Na avaliação de Rachid, o governo está ciente de suas responsabilidades e de suas limitações. Tanto que propôs um limite para o aumento de gastos da União por meio de uma Proposta de Emenda à Constituição (PEC). Sem esse teto, que será corrigido pela inflação do ano anterior, o que já está ruim ficará pior. Ele ressalta que, neste momento, não se cogita aumento de impostos, pois a convicção é de que o Congresso assumirá suas responsabilidades. Caso isso não ocorra, algo terá que ser feito para reverter o buraco nas contas públicas.
O secretário da Receita reconhece que, além de um teto para os gastos, o país terá que rever sua estrutura tributária. Da forma como está estruturado, o sistema acaba criando uma série de imperfeições que limita a expansão do setor produtivo. A discussão está em aberto e o governo está ciente de todas as queixas de empresários, que atribuem ao modelo tributário o crescimento expressivo do contrabando e da pirataria.
À margem da lei
A situação é tão dramática, afirma Evando Guimarães, presidente do Instituto Brasileiro de Ética Concorrencial (Etco), que a economia subterrânea, que vinha em queda há 11 anos, voltou a crescer, atingindo 16,2% do PIB. Na visão dele, é inadmissível que o governo cogite a possibilidade de aumentar impostos para equacionar os problemas fiscais, pois o resultado será o aumento da informalidade. Ele defende, com veemência, a aprovação da PEC dos gastos.

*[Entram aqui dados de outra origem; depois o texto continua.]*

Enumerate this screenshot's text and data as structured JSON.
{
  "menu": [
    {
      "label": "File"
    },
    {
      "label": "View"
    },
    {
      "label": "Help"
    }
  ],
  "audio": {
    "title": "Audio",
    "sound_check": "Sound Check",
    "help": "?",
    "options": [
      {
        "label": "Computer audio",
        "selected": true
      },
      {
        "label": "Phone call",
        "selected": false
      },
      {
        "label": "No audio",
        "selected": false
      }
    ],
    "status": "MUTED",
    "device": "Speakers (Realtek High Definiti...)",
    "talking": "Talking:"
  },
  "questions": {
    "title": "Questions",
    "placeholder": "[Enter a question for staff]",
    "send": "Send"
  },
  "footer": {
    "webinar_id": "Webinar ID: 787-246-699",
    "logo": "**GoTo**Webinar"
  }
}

Para Everardo Maciel, ex-secretário da Receita, falar em elevação de tributos neste momento de crise é um equívoco. No entender de Edson Vismona, presidente do Fórum Nacional contra a Pirataria e a Ilegalidade, o caminho mais correto é cortar gastos para reconstruir a confiança dos agentes econômicos. O Brasil registrará em 2016 o segundo ano consecutivo de queda do PIB. A contração acumulada será superior a 7%, algo sem precedentes em um período tão curto de tempo. Será a primeira vez, desde 1930 e 1931, que o país terá dois anos seguidos de retração.

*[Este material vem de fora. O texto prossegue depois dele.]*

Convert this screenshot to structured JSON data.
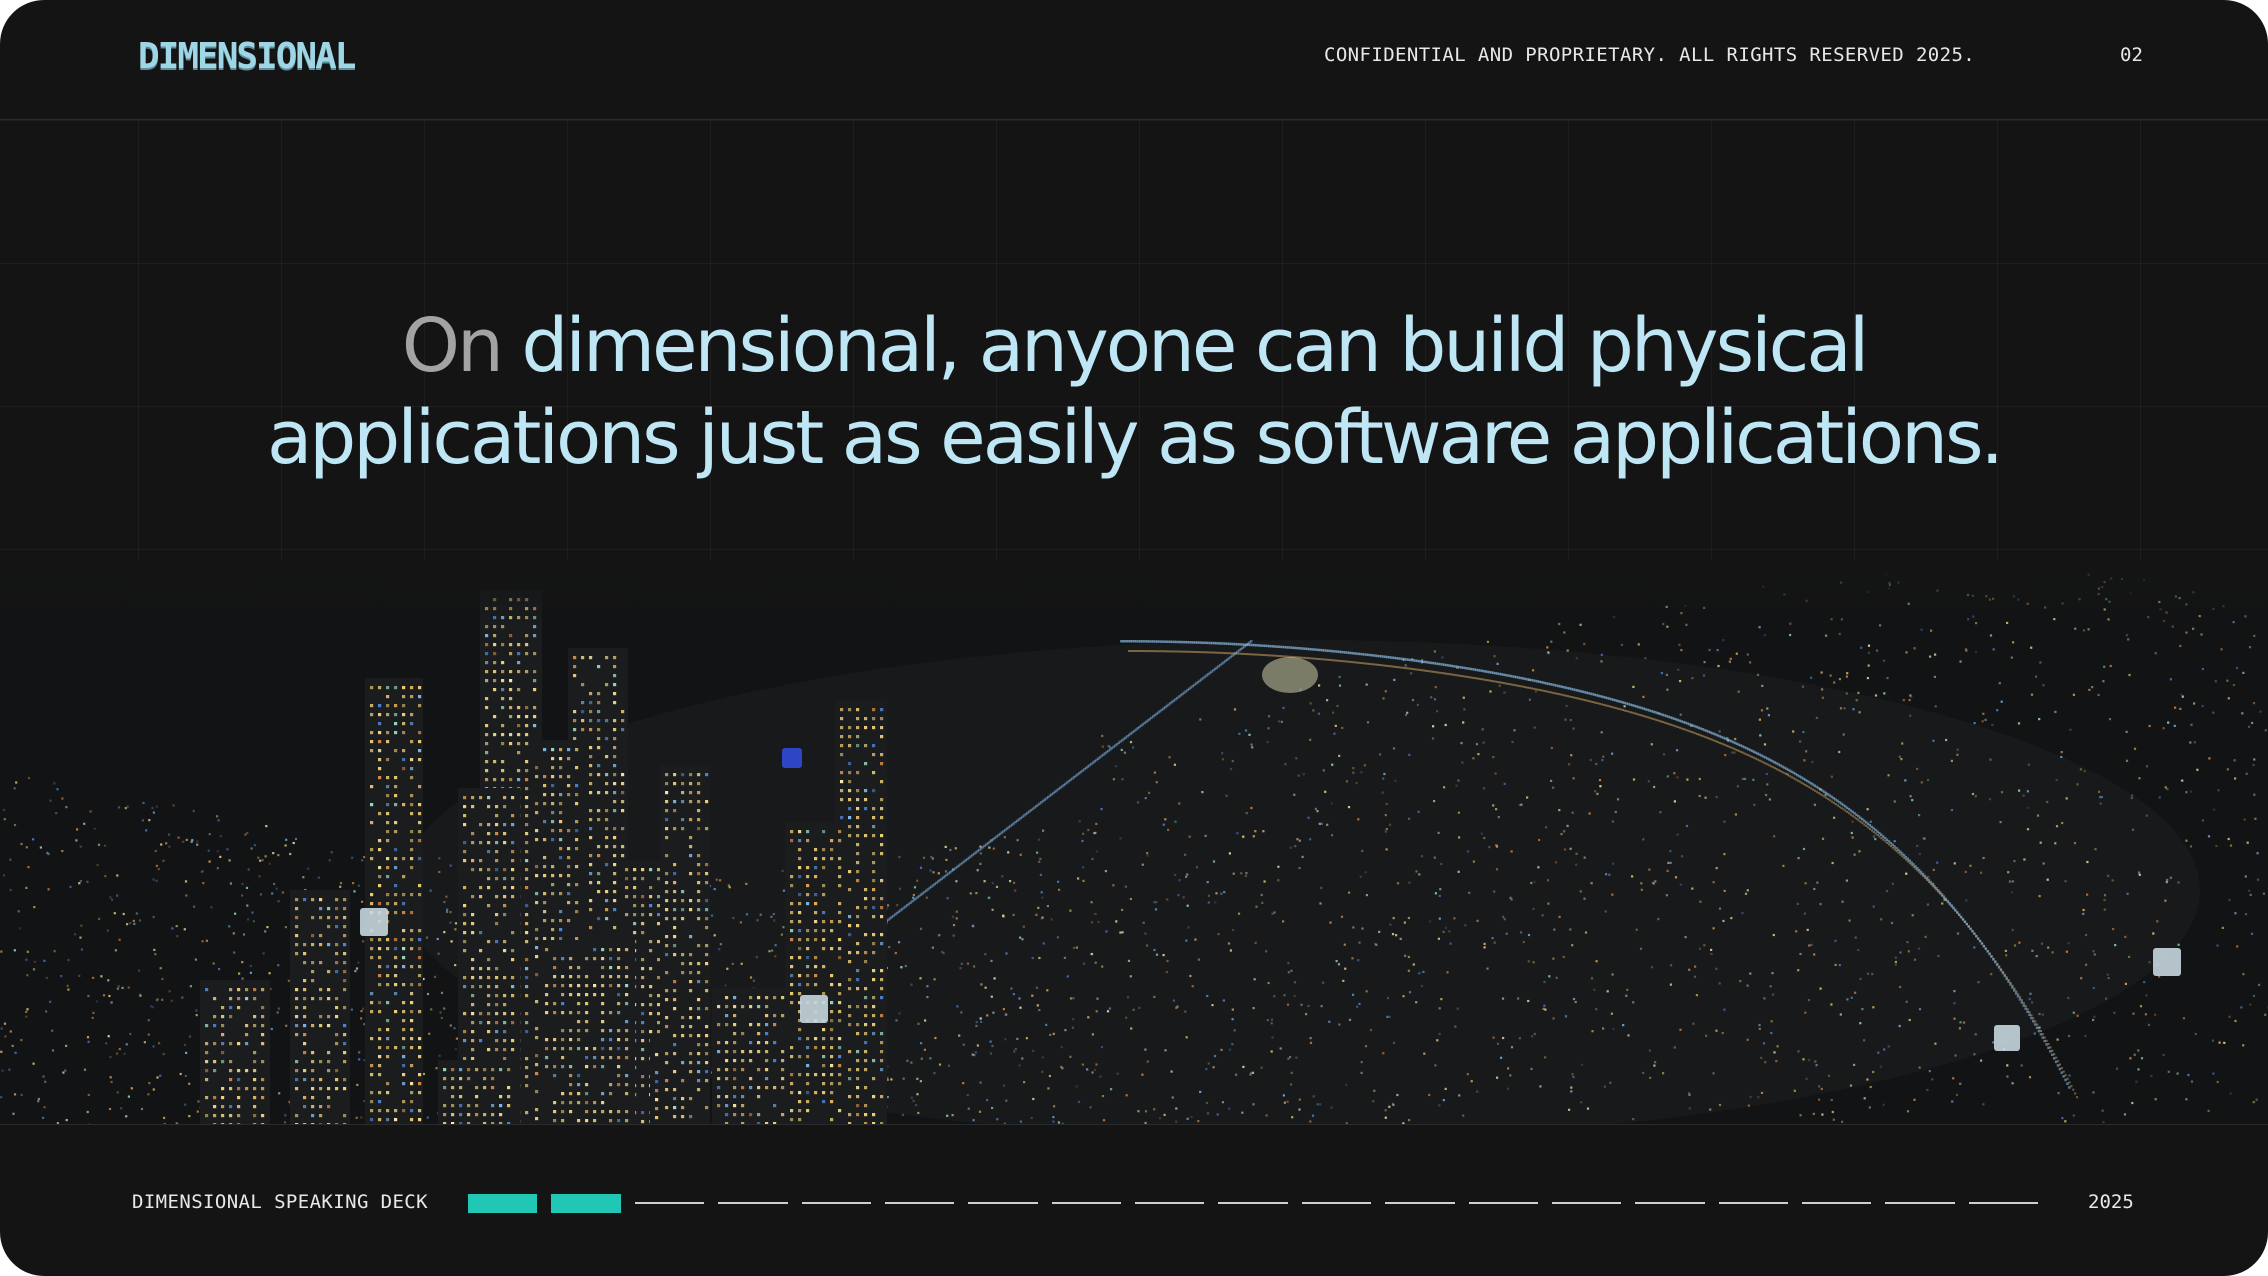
{
  "header": {
    "logo": "DIMENSIONAL",
    "confidential": "CONFIDENTIAL AND PROPRIETARY. ALL RIGHTS RESERVED 2025.",
    "page_number": "02"
  },
  "headline": {
    "line1_muted": "On",
    "line1_accent": "dimensional, anyone can build physical",
    "line2_accent": "applications just as easily as software applications."
  },
  "footer": {
    "deck_label": "DIMENSIONAL SPEAKING DECK",
    "year": "2025",
    "progress": {
      "total_segments": 19,
      "completed_segments": 2
    }
  },
  "colors": {
    "background": "#141415",
    "accent_text": "#bfe6f4",
    "muted_text": "#a3a3a5",
    "progress_active": "#1fc7b4",
    "progress_inactive": "#cfcfd1"
  },
  "image": {
    "icon": "night-city-aerial-image"
  }
}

Esse quadro, diz o deputado Efraim Filho (DEM-PB), mostra a urgência em que nos encontramos. Segundo ele, não há mais como o país adiar as tão esperadas reformas estruturais, entre elas, a tributária. O problema é que nenhuma unidade da Federação quer abrir mão de recursos. Isso vale, inclusive, para o governo federal. Com isso, o Congresso acaba não se empenhando para levar adiante uma simplificação no sistema de impostos, um emaranhado de regras e números que só favorece aqueles que querem sobreviver à margem da lei.
Voz da razão
Tanto o advogado Sacha Calmon quanto o diretor de Políticas Estratégicas da Confederação Nacional do Comércio (CNI), José Augusto Fernandes, afirma que não é por meio de mais impostos que o governo conseguirá resolver o principal problema do país, o rombo fiscal. Os dois são enfáticos: o governo precisa cortar gastos, diminuir seu tamanho, ser mais eficiente. O certo é dar condições para que o setor privado lidere o processo de retomada da economia. Isso passa por punir o mercado ilegal, acabar com a pirataria, a sonegação e a corrupção, que só favorecem a concorrência desleal.

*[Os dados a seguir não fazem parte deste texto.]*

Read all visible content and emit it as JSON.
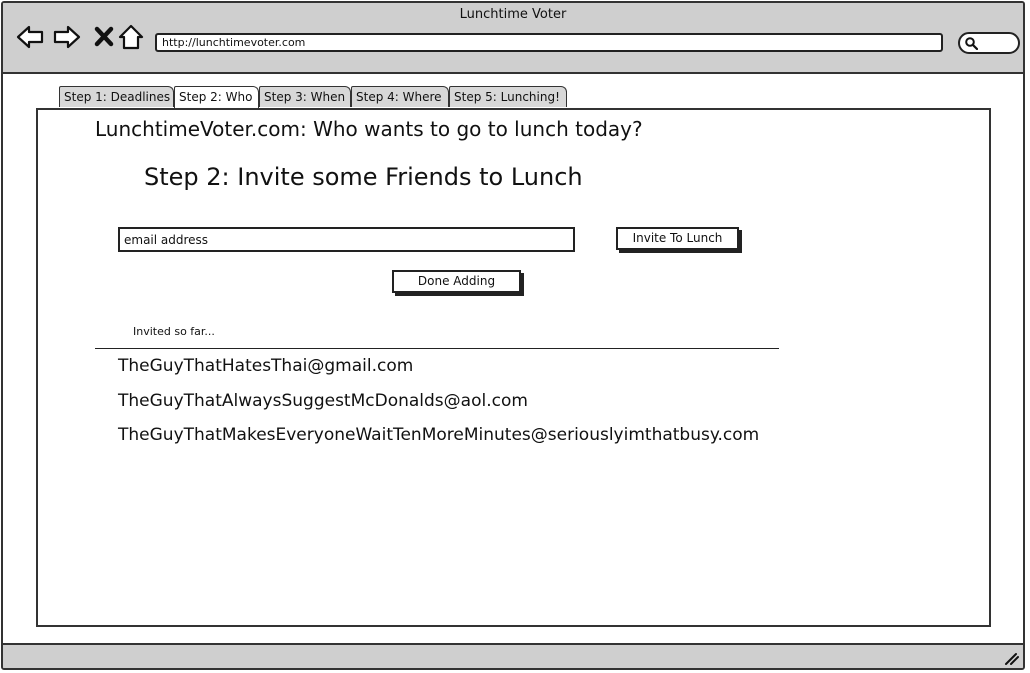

Segundo o advogado Cristiano Carvalho, chegou a hora de o Brasil premiar aqueles que seguem a lei, que pagam seus impostos em dia. Ao não coibir as empresas que atuam nas sombras, negociando produtos clandestinos, o governo permite a expansão do crime organizado e coloca em risco a saúde da população. Para Roberto Haddad, sócio da empresa da auditoria KPMG, se optar por um sistema tributário mais simples, com certeza, o país estimulará os investimentos privados, sobretudo os estrangeiros, vitais para a retomada da economia.
Na opinião dos especialistas, a boa notícia é que o governo parece, finalmente, estar ouvindo a voz da razão. Resta saber se não estamos diante de um sopro de otimismo. Está claro que, se o Palácio do Planalto fracassar na promessa de arrumar as contas públicas e de tornar a economia mais competitiva, a crise da qual todos querem se livrar retornará ainda mais forte. E as consequências serão dramáticas para a população.